Ottimismo
Da qualche tempo a questa parte il mese di gennaio mi pone sempre davanti a un preciso interrogativo: rinnovare o non rinnovare il dominio del blog? Quest’anno mi sono seriamente chiesta quale sia l’utilità di un dominio a pagamento dacché:
a) Scrivo saltuariamente
b) Non posso farne una professione
c) Sono incostante a priori
d) Ho creato un personaggio che ho fatto suicidare cancellandomi da Twitter
La risposta è semplice: nessuna.
Eppure. Eppure qui c’è una parte di me che non posso riporre altrove, quella parte che nessun padre, marito, fidanzato, pseudo-uomo-della-mia-vita avrà voglia di capire, ché alzare gli occhi al cielo è sempre la scorciatoia preferita dagli allergici all’empatia. Un posto dove sfogarmi, dove chiedere a chi c’è là fuori se sono la sola a fare a pugni con certi sconforti. Terapia di gruppo. Boa che tiene a galla. Pungiball. Non sto facendo la vittima, per quello ci sono le amiche. Sto solo dicendo che quando non hai più vent’anni e la favola dell’Amore-con-la-A-maiuscola viene risucchiata dallo sciacquone di un cesso chiamato Realtà, non c’è più tempo per sperare che il prossimo sia diverso. Che arriverà quello giusto. Il rischio semmai è di rimpiangere il precedente, seppur senza un briciolo di trasporto.

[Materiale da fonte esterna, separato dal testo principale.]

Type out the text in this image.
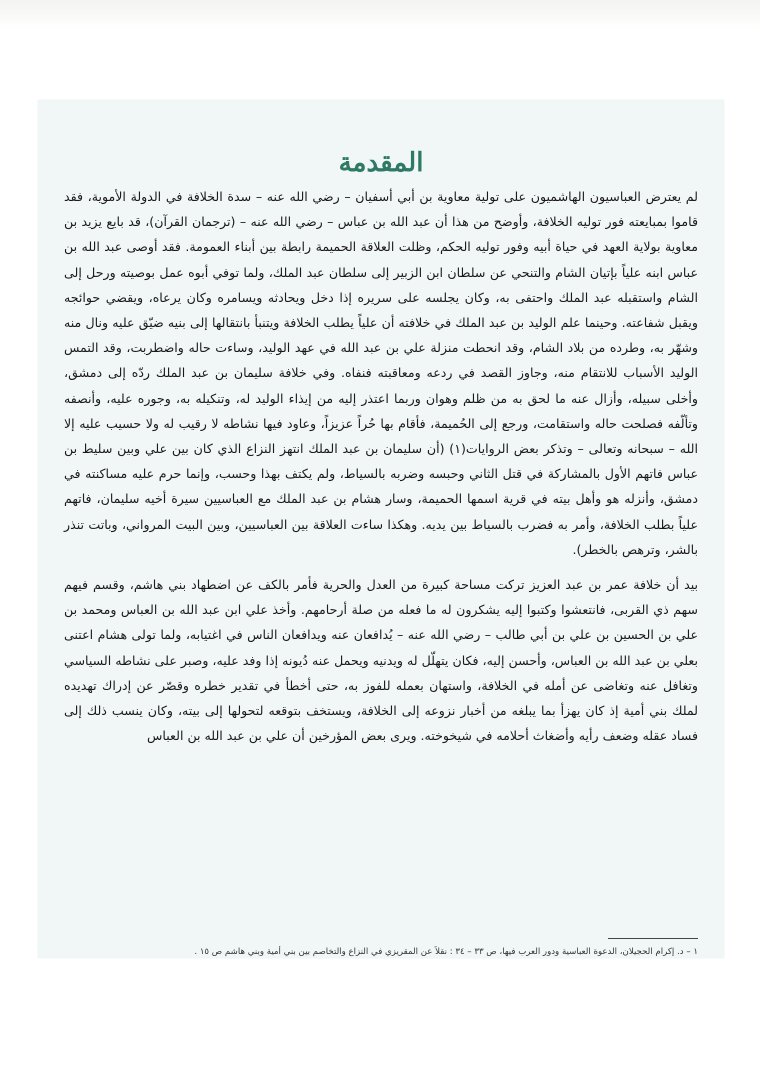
المقدمة

لم يعترض العباسيون الهاشميون على تولية معاوية بن أبي أسفيان – رضي الله عنه – سدة الخلافة في الدولة الأموية، فقد قاموا بمبايعته فور توليه الخلافة، وأوضح من هذا أن عبد الله بن عباس – رضي الله عنه – (ترجمان القرآن)، قد بايع يزيد بن معاوية بولاية العهد في حياة أبيه وفور توليه الحكم، وظلت العلاقة الحميمة رابطة بين أبناء العمومة. فقد أوصى عبد الله بن عباس ابنه علياً بإتيان الشام والتنحي عن سلطان ابن الزبير إلى سلطان عبد الملك، ولما توفي أبوه عمل بوصيته ورحل إلى الشام واستقبله عبد الملك واحتفى به، وكان يجلسه على سريره إذا دخل ويحادثه ويسامره وكان يرعاه، ويقضي حوائجه ويقبل شفاعته. وحينما علم الوليد بن عبد الملك في خلافته أن علياً يطلب الخلافة ويتنبأ بانتقالها إلى بنيه ضيّق عليه ونال منه وشهّر به، وطرده من بلاد الشام، وقد انحطت منزلة علي بن عبد الله في عهد الوليد، وساءت حاله واضطربت، وقد التمس الوليد الأسباب للانتقام منه، وجاوز القصد في ردعه ومعاقبته فنفاه. وفي خلافة سليمان بن عبد الملك ردّه إلى دمشق، وأخلى سبيله، وأزال عنه ما لحق به من ظلم وهوان وربما اعتذر إليه من إيذاء الوليد له، وتنكيله به، وجوره عليه، وأنصفه وتألّفه فصلحت حاله واستقامت، ورجع إلى الحُميمة، فأقام بها حُراً عزيزاً، وعاود فيها نشاطه لا رقيب له ولا حسيب عليه إلا الله – سبحانه وتعالى – وتذكر بعض الروايات(١) (أن سليمان بن عبد الملك انتهز النزاع الذي كان بين علي وبين سليط بن عباس فاتهم الأول بالمشاركة في قتل الثاني وحبسه وضربه بالسياط، ولم يكتف بهذا وحسب، وإنما حرم عليه مساكنته في دمشق، وأنزله هو وأهل بيته في قرية اسمها الحميمة، وسار هشام بن عبد الملك مع العباسيين سيرة أخيه سليمان، فاتهم علياً بطلب الخلافة، وأمر به فضرب بالسياط بين يديه. وهكذا ساءت العلاقة بين العباسيين، وبين البيت المرواني، وباتت تنذر بالشر، وترهص بالخطر).

بيد أن خلافة عمر بن عبد العزيز تركت مساحة كبيرة من العدل والحرية فأمر بالكف عن اضطهاد بني هاشم، وقسم فيهم سهم ذي القربى، فانتعشوا وكتبوا إليه يشكرون له ما فعله من صلة أرحامهم. وأخذ علي ابن عبد الله بن العباس ومحمد بن علي بن الحسين بن علي بن أبي طالب – رضي الله عنه – يُدافعان عنه ويدافعان الناس في اغتيابه، ولما تولى هشام اعتنى بعلي بن عبد الله بن العباس، وأحسن إليه، فكان يتهلّل له ويدنيه ويحمل عنه دُيونه إذا وفد عليه، وصبر على نشاطه السياسي وتغافل عنه وتغاضى عن أمله في الخلافة، واستهان بعمله للفوز به، حتى أخطأ في تقدير خطره وقصّر عن إدراك تهديده لملك بني أمية إذ كان يهزأ بما يبلغه من أخبار نزوعه إلى الخلافة، ويستخف بتوقعه لتحولها إلى بيته، وكان ينسب ذلك إلى فساد عقله وضعف رأيه وأضغاث أحلامه في شيخوخته. ويرى بعض المؤرخين أن علي بن عبد الله بن العباس

١ – د. إكرام الحجيلان، الدعوة العباسية ودور العرب فيها، ص ٣٣ – ٣٤ : نقلاً عن المقريزي في النزاع والتخاصم بين بني أمية وبني هاشم ص ١٥ .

Quello giusto non esiste, è tutto meramente frutto dell’estenuante compromesso che ha portato le nostre madri, zie, nonne ad avere una patina di rassegnazione sugli occhi, a non chiedere, a non aspettarsi di essere capite, a non pretendere più attenzioni del minimo sindacale – talvolta nemmeno quelle. Quante volte – quante! – sento donne come me (tra cui me) difendere l’uomo di turno dicendo cose tipo “Dai però mi ha scritto per primo, è il suo modo di chiedere scusa” oppure “Si è ricordato che avevo quell’incontro importante e mi ha detto di fargli sapere l’esito” o ancora “Mi ha chiesto se stavo meglio perché avevo avuto la febbre, vedi che si preoccupa“.

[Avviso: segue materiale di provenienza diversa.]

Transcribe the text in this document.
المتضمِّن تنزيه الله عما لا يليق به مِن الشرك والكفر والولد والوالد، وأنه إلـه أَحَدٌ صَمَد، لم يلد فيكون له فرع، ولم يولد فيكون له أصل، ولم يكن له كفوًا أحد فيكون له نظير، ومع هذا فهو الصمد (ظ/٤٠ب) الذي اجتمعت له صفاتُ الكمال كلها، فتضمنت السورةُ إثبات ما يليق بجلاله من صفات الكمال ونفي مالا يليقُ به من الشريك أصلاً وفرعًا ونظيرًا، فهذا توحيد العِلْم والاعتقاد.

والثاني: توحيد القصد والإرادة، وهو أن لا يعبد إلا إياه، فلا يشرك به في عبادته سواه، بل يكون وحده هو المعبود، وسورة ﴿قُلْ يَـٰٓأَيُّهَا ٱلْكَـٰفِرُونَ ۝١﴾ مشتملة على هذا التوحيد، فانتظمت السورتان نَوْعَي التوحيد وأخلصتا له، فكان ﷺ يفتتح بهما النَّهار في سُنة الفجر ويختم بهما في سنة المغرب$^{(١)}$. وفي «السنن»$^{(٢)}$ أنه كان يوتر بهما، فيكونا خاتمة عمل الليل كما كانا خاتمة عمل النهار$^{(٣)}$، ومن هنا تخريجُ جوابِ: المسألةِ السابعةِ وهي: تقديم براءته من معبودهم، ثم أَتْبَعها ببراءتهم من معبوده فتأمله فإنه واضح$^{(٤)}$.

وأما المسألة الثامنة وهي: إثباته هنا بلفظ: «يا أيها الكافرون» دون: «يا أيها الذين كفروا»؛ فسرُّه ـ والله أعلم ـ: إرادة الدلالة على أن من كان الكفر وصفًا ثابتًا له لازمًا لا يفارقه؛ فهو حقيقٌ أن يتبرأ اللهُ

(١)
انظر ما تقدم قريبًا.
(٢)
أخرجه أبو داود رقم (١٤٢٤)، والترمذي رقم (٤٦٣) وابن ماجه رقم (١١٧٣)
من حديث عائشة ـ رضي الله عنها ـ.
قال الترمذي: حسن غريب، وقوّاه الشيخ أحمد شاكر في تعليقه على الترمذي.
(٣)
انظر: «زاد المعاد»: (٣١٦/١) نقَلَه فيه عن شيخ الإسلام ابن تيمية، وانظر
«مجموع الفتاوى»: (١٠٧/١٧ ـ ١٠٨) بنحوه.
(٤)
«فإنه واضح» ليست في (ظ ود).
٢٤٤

È incredibile: quando una donna tiene – inspiegabilmente – a un uomo confonde ciò che è normale con l’eccezionale. Cerca significati inesistenti, appigli contro la più cruda delle verità. Stupirsi perché uno si ricorda della tua vita o ti chiede come stai, ma stiamo scherzando?! Dovrebbe essere all’ordine del giorno #einvece stappiamo lo champagne, chiamiamo la banda e gridiamo al miracolo. Come le nostre madri quando papà si ricorda del loro compleanno. Come chi non si aspetta più nulla dalla persona da cui dovrebbe ricevere amore e conforto. Alla faccia del paradosso.
Non voglio generalizzare, le eccezioni ci sono e (non) ne ho viste diverse. Ma io davvero mi domando se voi, rappresentanti del genere maschile, siate lieti che i vostri colleghi sminuiscano così la vostra categoria. Perché io, da donna di mentalità aperta, non sono contenta ad esempio che per alcuni (trogloditi?) donna=troia. Tantomeno donna=rompicoglioni, che tra l’altro – come già scritto nel post precedente – è un’equazione che sta a metà strada tra la verità e ciò che gli uomini che non vogliono mettersi in gioco chiamano verità.

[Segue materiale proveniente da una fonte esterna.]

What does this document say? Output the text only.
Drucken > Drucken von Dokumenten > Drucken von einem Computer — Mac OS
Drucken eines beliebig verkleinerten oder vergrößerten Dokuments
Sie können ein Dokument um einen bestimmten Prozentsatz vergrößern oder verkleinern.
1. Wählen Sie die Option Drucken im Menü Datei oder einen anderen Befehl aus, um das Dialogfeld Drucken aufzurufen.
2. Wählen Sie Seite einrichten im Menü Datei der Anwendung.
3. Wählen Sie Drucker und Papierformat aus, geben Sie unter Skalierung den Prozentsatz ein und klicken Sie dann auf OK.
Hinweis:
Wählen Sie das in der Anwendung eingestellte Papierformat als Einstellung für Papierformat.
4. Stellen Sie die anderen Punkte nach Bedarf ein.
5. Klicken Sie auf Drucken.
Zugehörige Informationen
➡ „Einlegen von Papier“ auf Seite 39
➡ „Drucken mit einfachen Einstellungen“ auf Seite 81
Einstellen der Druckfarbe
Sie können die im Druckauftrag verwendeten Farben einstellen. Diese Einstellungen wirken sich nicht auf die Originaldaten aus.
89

Sarò particolarmente infastidita, fastidiosa e pessimista oggi, ma credo che questo status quo non possa che portare alla crescita di un disprezzo latente tra i sessi e – ahinoi – tra i partner. Perché se devo guardare la persona che amo – e che so di amare – e sentire in una parte di me una voce che dice “Sei un egoista da quattro soldi privo di ogni sensibilità, un ignorante che non sa quanto sia bello fare qualcosa per chi si dice di amare, accanto a te non sarò mai felice, odio con tutta me stessa la tua visione della vita, grow the fuck up you prick” allora vuol dire che lo squilibrio tra speranza e disillusione, tra impegno e inerzia, tra progetti e fancazzismo sta raggiungendo sproporzioni sconcertanti che io – davvero – non sono ancora abbastanza vecchia, sola o incinta da poter accettare solo perché lo sai come sono gli uomini.